The thing that should be seen in this case is one column that is consistently either worse or better than the others, but that is not the case.
The most likely interpretation to me is that this is an MLC flash that has 2 MB erase blocks but in fact writes the faster part of each erase block before it writes the slower part.
Unfortunately, these variations have so far prevented me from automating flashbench to the point where you can run it without manual interaction and a bit experience. Could you run flashbench -f again with a 2 MB erasesize to see if it makes a difference?

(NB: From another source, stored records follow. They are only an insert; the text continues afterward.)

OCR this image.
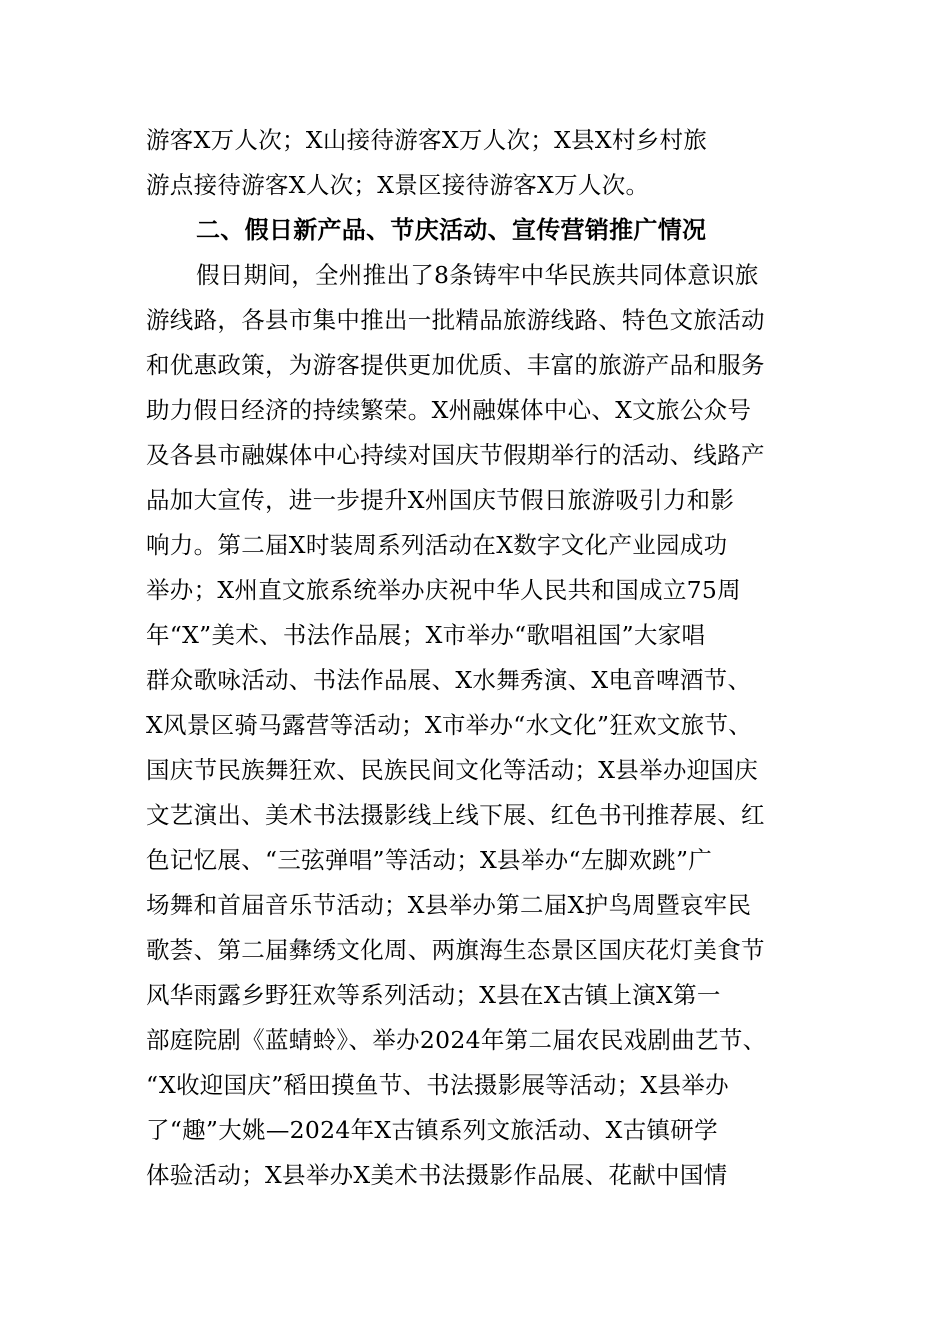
游客X万人次；X山接待游客X万人次；X县X村乡村旅
游点接待游客X人次；X景区接待游客X万人次。
二、假日新产品、节庆活动、宣传营销推广情况
假日期间，全州推出了8条铸牢中华民族共同体意识旅
游线路，各县市集中推出一批精品旅游线路、特色文旅活动
和优惠政策，为游客提供更加优质、丰富的旅游产品和服务
助力假日经济的持续繁荣。X州融媒体中心、X文旅公众号
及各县市融媒体中心持续对国庆节假期举行的活动、线路产
品加大宣传，进一步提升X州国庆节假日旅游吸引力和影
响力。第二届X时装周系列活动在X数字文化产业园成功
举办；X州直文旅系统举办庆祝中华人民共和国成立75周
年“X”美术、书法作品展；X市举办“歌唱祖国”大家唱
群众歌咏活动、书法作品展、X水舞秀演、X电音啤酒节、
X风景区骑马露营等活动；X市举办“水文化”狂欢文旅节、
国庆节民族舞狂欢、民族民间文化等活动；X县举办迎国庆
文艺演出、美术书法摄影线上线下展、红色书刊推荐展、红
色记忆展、“三弦弹唱”等活动；X县举办“左脚欢跳”广
场舞和首届音乐节活动；X县举办第二届X护鸟周暨哀牢民
歌荟、第二届彝绣文化周、两旗海生态景区国庆花灯美食节
风华雨露乡野狂欢等系列活动；X县在X古镇上演X第一
部庭院剧《蓝蜻蛉》、举办2024年第二届农民戏剧曲艺节、
“X收迎国庆”稻田摸鱼节、书法摄影展等活动；X县举办
了“趣”大姚—2024年X古镇系列文旅活动、X古镇研学
体验活动；X县举办X美术书法摄影作品展、花献中国情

You can also run the --open-au --random test again with 10 and 11 erase blocks with that size, but I don't expect many changes there other than hopefully a better performance in the 10 * 2 MB erase block case compared to 10 * 1 MB.
An important result of this is that the page size of this USB stick is 4 KB, not how every smaller column is only half the speed of the one above it -- it takes the same time to write 4 KB that it takes to write 512 byte. The good news for you is that this stick has almost perfect characteristics for use in Linux, even with ext3, as long as the partitions are correctly aligned and you use 4 KB block size (or 64 KB clusters in fat32).